In a 2016 grotesque case of corporate censorship, the Austin Business Journal removed a story that questioned how a company donation may have played a role in Michael Dell receiving an award from a national environmental group. The result was more sanitized news. And then The New York Times reported in early 2018 that Michael Dell buys Twitter followers, an image-conscious tactic that celebrities use to make them appear more popular.

There’s more. Here in Boston, Michael Dell told a late 2017 gathering of the Boston College Chief Executives Club that his company, now called Dell Technologies, had spent $12.7 billion on research and development during the previous three years.

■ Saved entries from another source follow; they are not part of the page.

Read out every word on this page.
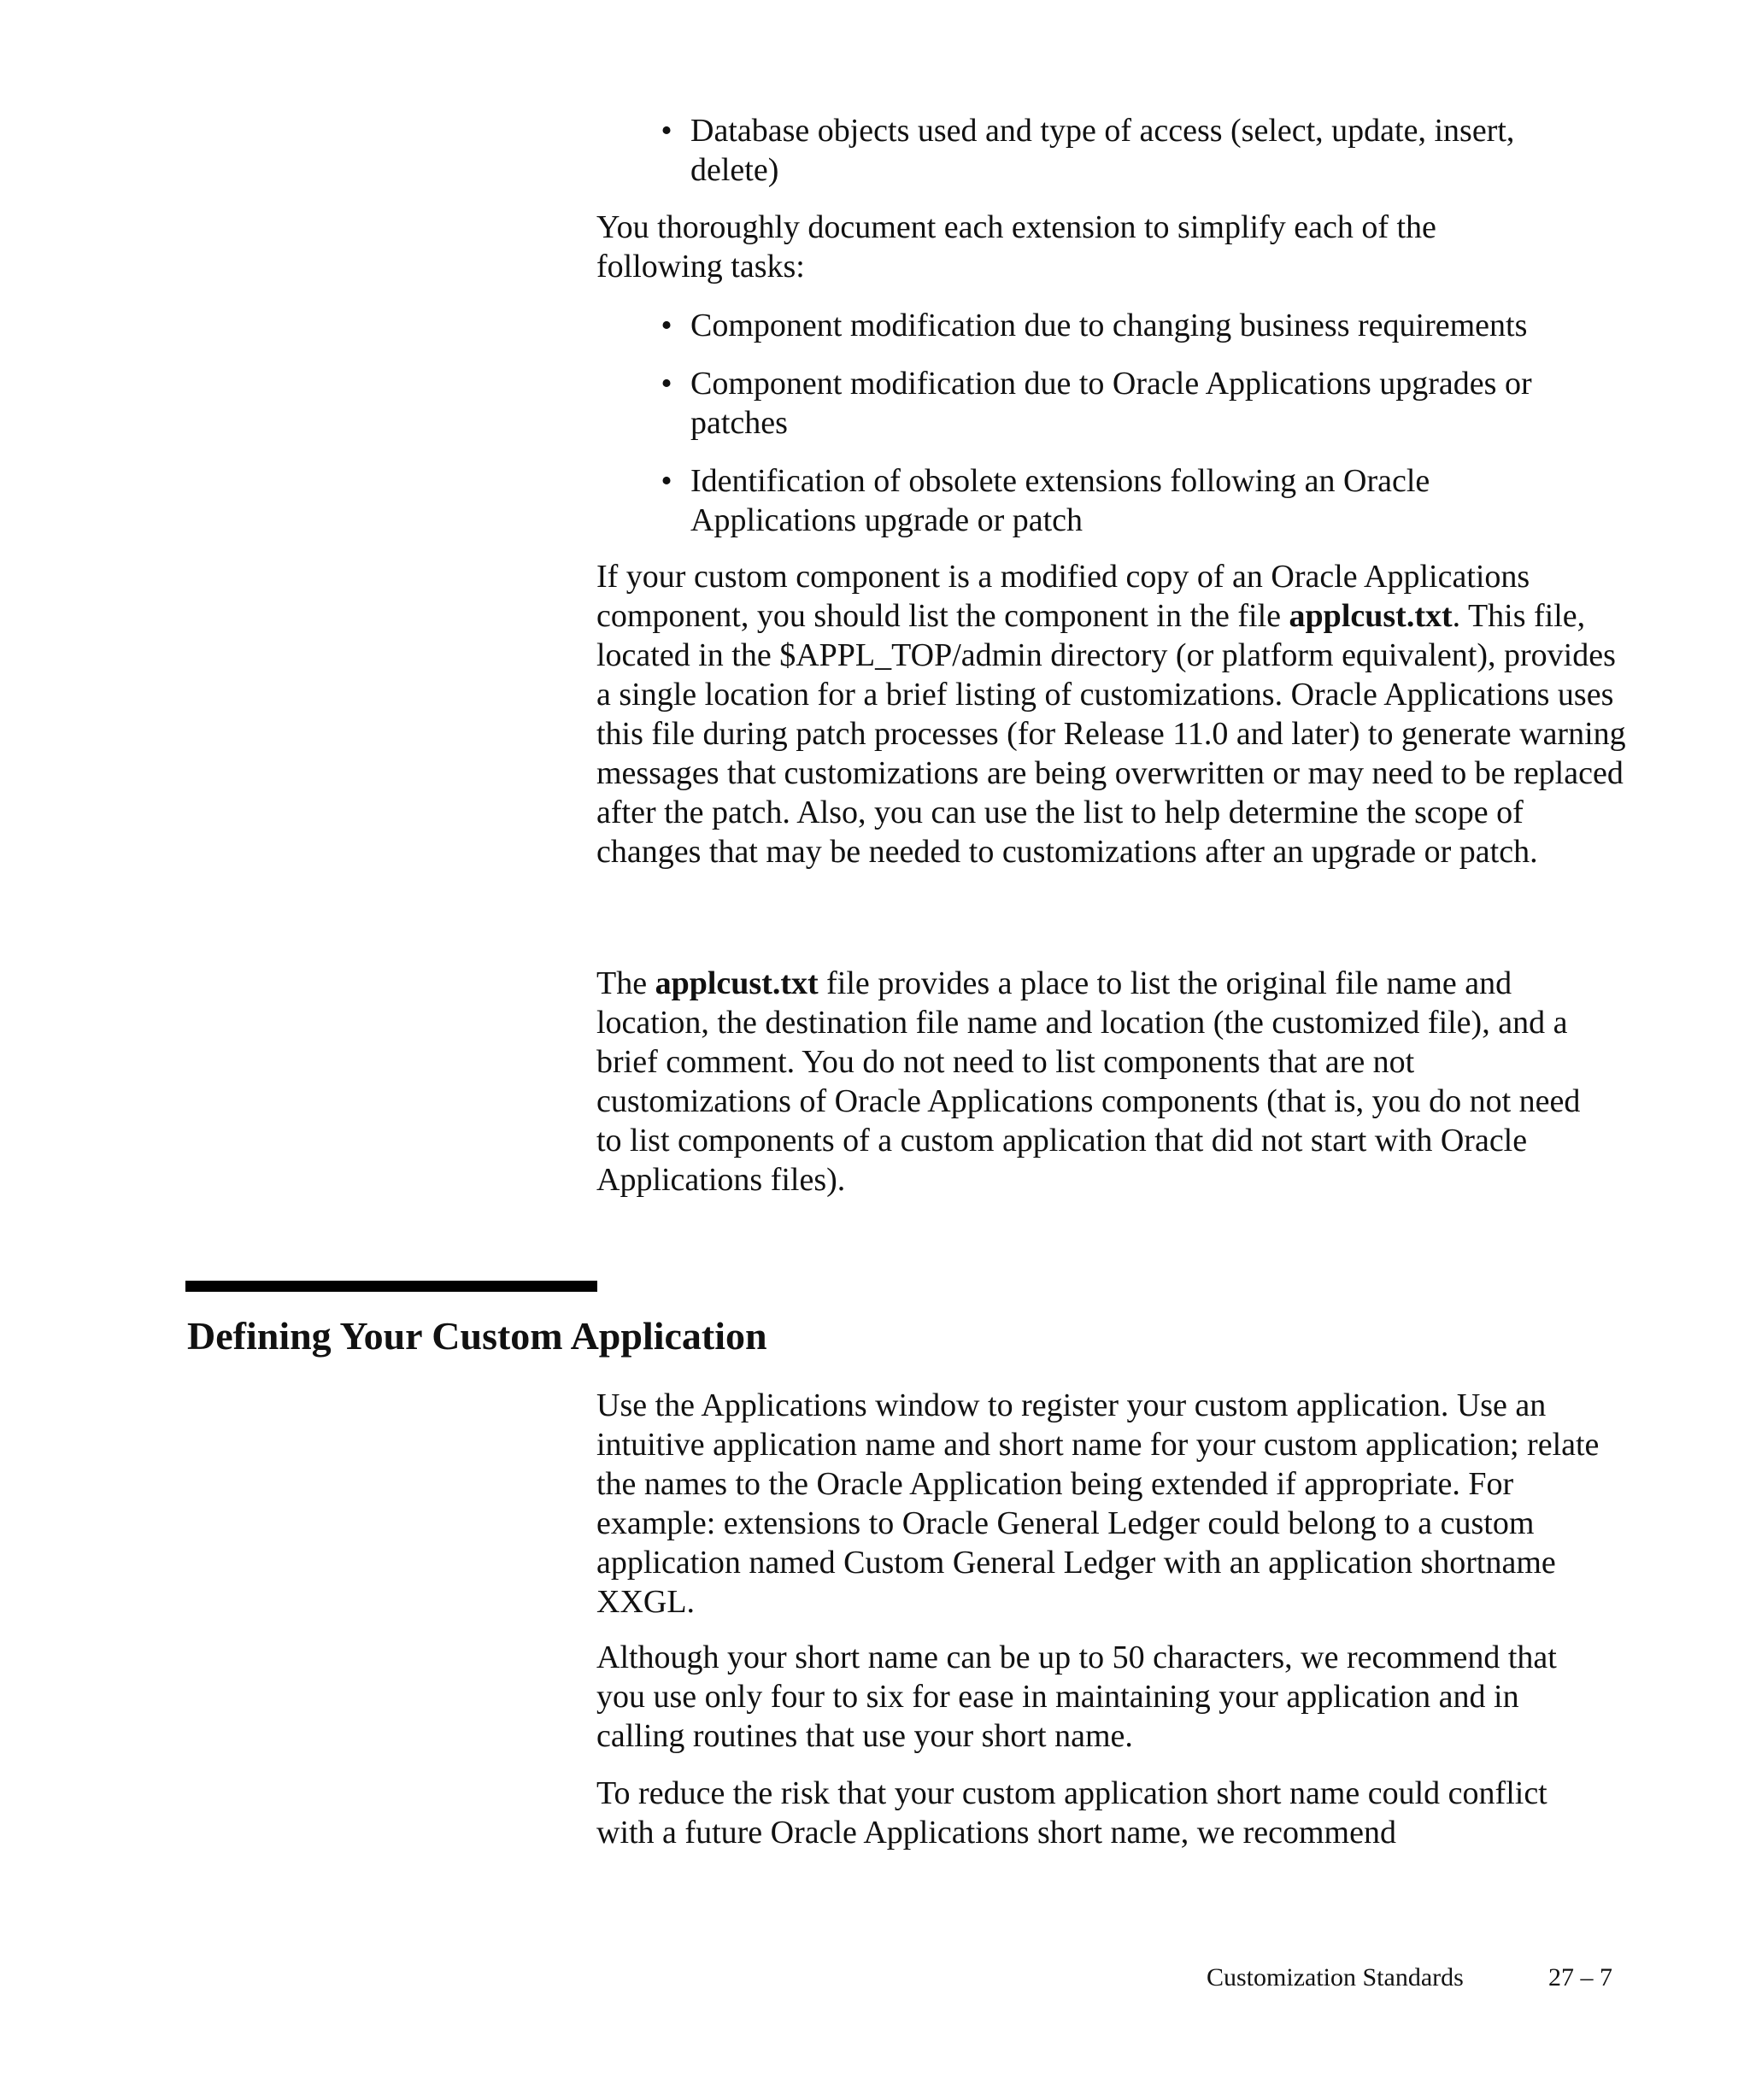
• Database objects used and type of access (select, update, insert,
delete)

You thoroughly document each extension to simplify each of the following tasks:

• Component modification due to changing business requirements
• Component modification due to Oracle Applications upgrades or patches
• Identification of obsolete extensions following an Oracle Applications upgrade or patch

If your custom component is a modified copy of an Oracle Applications component, you should list the component in the file applcust.txt. This file, located in the $APPL_TOP/admin directory (or platform equivalent), provides a single location for a brief listing of customizations. Oracle Applications uses this file during patch processes (for Release 11.0 and later) to generate warning messages that customizations are being overwritten or may need to be replaced after the patch. Also, you can use the list to help determine the scope of changes that may be needed to customizations after an upgrade or patch.

The applcust.txt file provides a place to list the original file name and location, the destination file name and location (the customized file), and a brief comment. You do not need to list components that are not customizations of Oracle Applications components (that is, you do not need to list components of a custom application that did not start with Oracle Applications files).

Defining Your Custom Application

Use the Applications window to register your custom application. Use an intuitive application name and short name for your custom application; relate the names to the Oracle Application being extended if appropriate. For example: extensions to Oracle General Ledger could belong to a custom application named Custom General Ledger with an application shortname XXGL.

Although your short name can be up to 50 characters, we recommend that you use only four to six for ease in maintaining your application and in calling routines that use your short name.

To reduce the risk that your custom application short name could conflict with a future Oracle Applications short name, we recommend

Customization Standards	27 – 7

The figure contradicted Dell’s filings with the SEC. A company spokeswoman later acknowledged that Dell was factoring in R&D spending of seven companies Dell Technologies acquired when it bought Massachusetts-based EMC Corp. in late 2016. Such incidents demonstrate how desperate Dell is to burnish its public image even when it’s at odds with reality.


Dell Technologies Inc. CEO Michael Dell in Davos. By World Economic Forum/ Christian Clavadetscher


The marginal tax question seemed to arise unexpectedly at the conference in Davos. Dell claimed that raising the tax rate for the ultra rich to 70 percent tax rate versus the current top limit of 37 percent would be bad for the country. This time, his effort to spin the truth like Intel rebates was readily apparent.

“No, I am not supportive of that, and I don’t think it would help the growth of the U.S. economy,” Dell asked the moderator. “Name a country where that’s worked, ever.”

Erik Brynjolfsson, director of the MIT Center for Digital Business and seated to Dell’s immediate left, was quick to respond. He said it actually worked quite well in the United States from the 1930s through the 1960s. That’s when the nation’s economy thrived under an average tax rate of 70 percent.

“I don’t have a strong opinion on that proposal, the devil is in the details” said Brynjolfsson who is also a professor at MIT’s prestigious Sloan School of Management. “But I think there’s a lot of economics that suggest that it’s not necessarily going to hurt growth.”

Dell had no immediate response for Brynjolfsson. But his dismissive comments about tax reform gained international media attention. Ironically, Dell took to Twitter in an effort to save face. In a humble brag he indicated that his lack of understanding was due to the noble founding of a computer company while a student at the University of Texas.

“Maybe if I hadn’t dropped out @UTAustin at 19 to start @Dell I would have learned more about history of taxes + probably many other things I missed along the way,” he tweeted. “I certainly have much to learn but I have no regrets about my life journey.”